I don’t know how it will all end up. Perhaps they’ll turn out to be different parts of the same song – sitting in an English garden, waiting for the van to come. I don’t know.
John Lennon
The Beatles, Hunter Davies
The lyrics
‘Walrus’ is just saying a dream – the words don’t mean a lot. People draw so many conclusions and it’s ridiculous… What does it really mean, ‘I am the eggman’? It could have been the pudding basin for all I care. It’s not that serious.
John Lennon
Anthology
The song’s title came from Lewis Carroll’s poem ‘The Walrus And The Carpenter’, from the book Through The Looking Glass. Lennon later realised with dismay that he’d identified with the villain of the piece.
It never dawned on me that Lewis Carroll was commenting on the capitalist system. I never went into that bit about what he really meant, like people are doing with the Beatles’ work. Later, I went back and looked at it and realised that the walrus was the bad guy in the story and the carpenter was the good guy. I thought, Oh, shit, I picked the wrong guy. I should have said, ‘I am the carpenter.’ But that wouldn’t have been the same, would it?
John Lennon, 1980
All We Are Saying, David Sheff
The eggman of the chorus – while possibly a reference to Carroll’s Humpty Dumpty – was more likely The Animals’ lead singer Eric Burdon, following a particularly notable incident recounted to Lennon at a London party.

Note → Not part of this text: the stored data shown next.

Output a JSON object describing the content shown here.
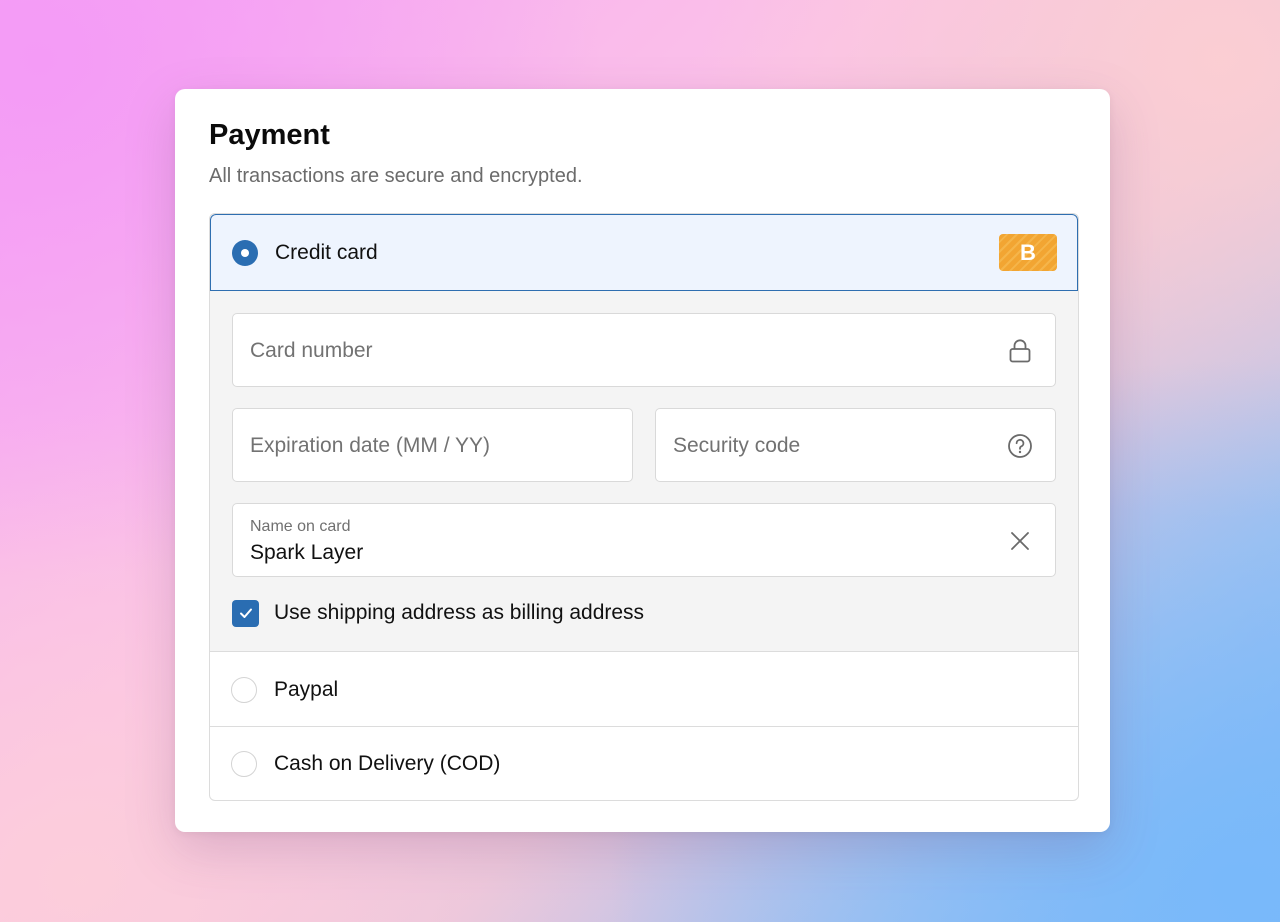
{
  "payment": {
    "title": "Payment",
    "subtitle": "All transactions are secure and encrypted."
  },
  "methods": {
    "credit_card": {
      "label": "Credit card",
      "selected": true,
      "brand_badge": "B",
      "brand_color": "#f2a532"
    },
    "paypal": {
      "label": "Paypal",
      "selected": false
    },
    "cod": {
      "label": "Cash on Delivery (COD)",
      "selected": false
    }
  },
  "card_form": {
    "card_number": {
      "placeholder": "Card number",
      "icon": "lock-icon"
    },
    "expiration": {
      "placeholder": "Expiration date (MM / YY)"
    },
    "security_code": {
      "placeholder": "Security code",
      "icon": "help-circle-icon"
    },
    "name_on_card": {
      "label": "Name on card",
      "value": "Spark Layer",
      "icon": "close-icon"
    },
    "billing_checkbox": {
      "label": "Use shipping address as billing address",
      "checked": true
    }
  },
  "colors": {
    "accent": "#2a6db2",
    "selected_background": "#eef4fe",
    "panel_background": "#f4f4f4"
  }
}
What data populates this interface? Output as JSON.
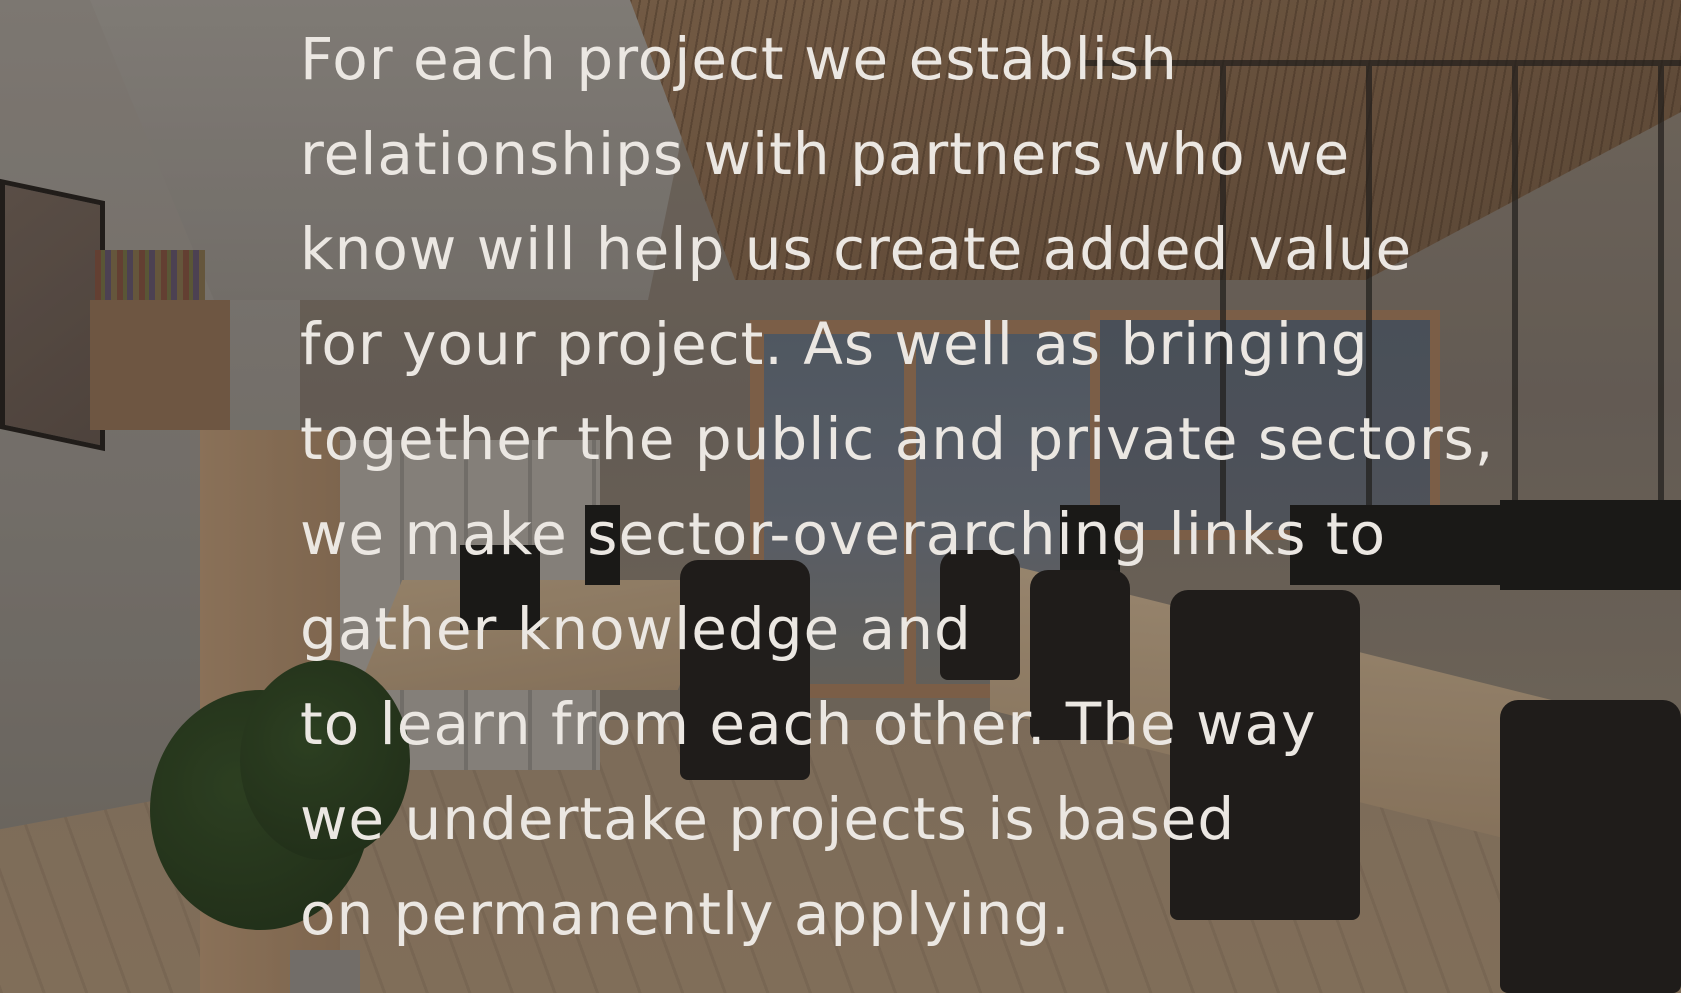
{
  "background": {
    "image": "office-interior-photo",
    "overlay_color": "#28241f"
  },
  "text": {
    "lines": [
      "For each project we establish",
      "relationships with partners who we",
      "know will help us create added value",
      "for your project. As well as bringing",
      "together the public and private sectors,",
      "we make sector-overarching links to",
      "gather knowledge and",
      "to learn from each other. The way",
      "we undertake projects is based",
      "on permanently applying."
    ],
    "color": "#ebe7e2"
  }
}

It may have been one of my more dubious distinctions, but I was the Eggman – or, as some of my pals called me, ‘Eggs’.
The nickname stuck after a wild experience I’d had at the time with a Jamaican girlfriend called Sylvia. I was up early one morning cooking breakfast, naked except for my socks, and she slid up beside me and slipped an amyl nitrate capsule under my nose. As the fumes set my brain alight and I slid to the kitchen floor, she reached to the counter and grabbed an egg, which she cracked into the pit of my belly. The white and yellow of the egg ran down my naked front and Sylvia slipped my egg-bathed cock into her mouth and began to show me one Jamaican trick after another. I shared the story with John at a party at a Mayfair flat one night with a handful of blondes and a little Asian girl.
‘Go on, go get it, Eggman,’ Lennon laughed over the little round glasses perched on the end of his hook-like nose as we tried the all-too-willing girls on for size.